Background: Severe maternal hypothyroidism during pregnancy may be associated with delayed development and lower IQ in the foetus. BES (2007) and NICE (2011) guidelines recommend maintaining TSH<2.5 mU/l with monitoring of maternal thyroid function test (TFT) 4 weekly, especially in the first trimester.

Aim and methods: A retrospective study on all pregnant women with established hypothyroidism attending the Joint Antenatal Clinic (JANC) at Liverpool Women’s Hospital from April 2017 to March 2018, using data from online medical records and GP’s referral letters.

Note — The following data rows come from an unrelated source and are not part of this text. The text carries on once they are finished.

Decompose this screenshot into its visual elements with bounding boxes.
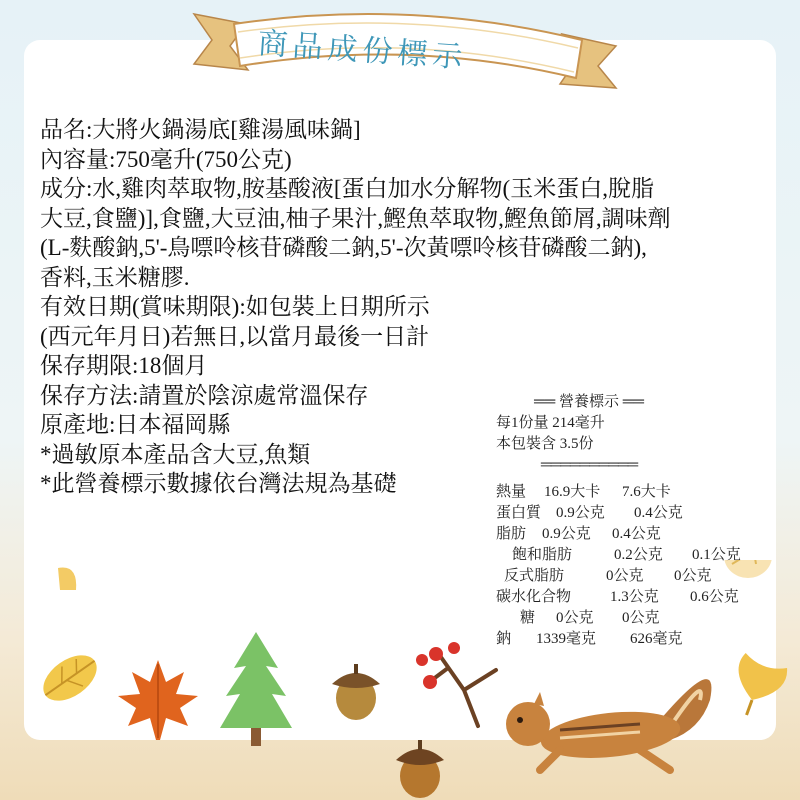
nutrient-name: 糖 <box>520 610 536 626</box>
storage-line: 保存方法:請置於陰涼處常溫保存 <box>40 382 369 408</box>
nutrition-row <box>494 525 764 546</box>
per-100ml-value: 0.6公克 <box>690 589 739 605</box>
per-serving-value: 0.9公克 <box>542 526 591 542</box>
serving-size: 每1份量 214毫升 <box>496 415 605 431</box>
acorn-icon <box>396 740 444 798</box>
squirrel-icon <box>506 679 711 770</box>
nutrient-name: 碳水化合物 <box>496 589 572 605</box>
product-name-line: 品名:大將火鍋湯底[雞湯風味鍋] <box>40 117 361 142</box>
ingredients-line: (L-麩酸鈉,5'-鳥嘌呤核苷磷酸二鈉,5'-次黃嘌呤核苷磷酸二鈉), <box>40 235 647 260</box>
nutrition-row <box>494 504 764 525</box>
per-100ml-value: 0公克 <box>622 610 660 626</box>
yellow-leaf-icon <box>724 560 772 578</box>
expiry-line: (西元年月日)若無日,以當月最後一日計 <box>40 323 430 349</box>
nutrient-name: 熱量 <box>496 484 527 500</box>
acorn-icon <box>332 664 380 720</box>
per-serving-value: 1339毫克 <box>536 631 597 647</box>
berry-branch-icon <box>416 642 496 726</box>
servings-per-pack: 本包裝含 3.5份 <box>496 436 594 452</box>
nutrient-name: 反式脂肪 <box>504 568 565 584</box>
shelf-life-line: 保存期限:18個月 <box>40 353 208 378</box>
page-title: 商品成份標示 <box>256 26 469 76</box>
per-serving-value: 16.9大卡 <box>544 484 601 500</box>
per-100ml-value: 626毫克 <box>630 631 683 647</box>
per-100ml-value: 7.6大卡 <box>622 484 671 500</box>
nutrient-name: 鈉 <box>496 631 512 647</box>
per-serving-value: 0公克 <box>606 568 644 584</box>
ingredients-line: 大豆,食鹽)],食鹽,大豆油,柚子果汁,鰹魚萃取物,鰹魚節屑,調味劑 <box>40 205 671 231</box>
nutrient-name: 脂肪 <box>496 526 527 542</box>
maple-leaf-icon <box>118 660 198 740</box>
autumn-decorations <box>0 560 800 800</box>
per-serving-value: 1.3公克 <box>610 589 659 605</box>
nutrient-name: 蛋白質 <box>496 505 542 521</box>
ginkgo-leaf-icon <box>724 652 790 723</box>
nutrition-title: ══ 營養標示 ══ <box>533 394 644 410</box>
per-100ml-value: 0.1公克 <box>692 547 741 563</box>
expiry-line: 有效日期(賞味期限):如包裝上日期所示 <box>40 294 430 319</box>
origin-line: 原產地:日本福岡縣 <box>40 412 231 437</box>
ingredients-line: 香料,玉米糖膠. <box>40 264 190 290</box>
allergen-line: *過敏原本產品含大豆,魚類 <box>40 441 311 467</box>
nutrient-name: 飽和脂肪 <box>512 547 573 563</box>
per-serving-value: 0.2公克 <box>614 547 663 563</box>
nutrition-row <box>494 483 764 504</box>
separator: ══════════ <box>540 457 638 473</box>
note-line: *此營養標示數據依台灣法規為基礎 <box>40 471 397 496</box>
ginkgo-leaf-icon <box>58 567 76 590</box>
per-100ml-value: 0.4公克 <box>634 505 683 521</box>
pine-tree-icon <box>220 632 292 746</box>
ingredients-line: 成分:水,雞肉萃取物,胺基酸液[蛋白加水分解物(玉米蛋白,脫脂 <box>40 176 654 201</box>
per-100ml-value: 0.4公克 <box>612 526 661 542</box>
per-100ml-value: 0公克 <box>674 568 712 584</box>
per-serving-value: 0公克 <box>556 610 594 626</box>
yellow-leaf-icon <box>35 646 105 710</box>
per-serving-value: 0.9公克 <box>556 505 605 521</box>
content-volume-line: 內容量:750毫升(750公克) <box>40 146 292 172</box>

Result: 77 patients attended. 37 (48.6%) had TFTs checked in the 6 month period prior to conception. 46% of these had TFTs within the normal range for pregnant women (TSH<2.5 mU/l). Of these, 39% developed TSH >2.5 mU/l once they had conceived. Post conception, 34.2% (of 77) had not had TFTs checked till their review at JANC. In 52% (of 77), TSH was not in the recommended range for pregnancy at the 1st TFT check. Of those with TSH outside the recommended range, 76.7% (43.4% of whole cohort) required adjustment of Levothyroxine dose at 1st JANC visit. 87% of the whole cohort required dose adjustment at least once during pregnancy. The average increase in dose was 55% (range 17–400%). TFTs were checked on average 5 times during pregnancy, with average gestation of 32 weeks. The newer American Thyroid Association guideline (2017) recommends TSH<4 mU/l during pregnancy. Based on that we would have needed to adjust the dose of levothyroxine preconception and on the first JANC visit in 54.5% and 37% of patients (n=77) respectively.

Conclusion: A significant proportion of pregnant women with hypothyroidism require alteration of thyroid medication during pre during and post pregnancy. This increasing workload is best undertaken by assessment in a joint clinic, and subsequent telephone follow up.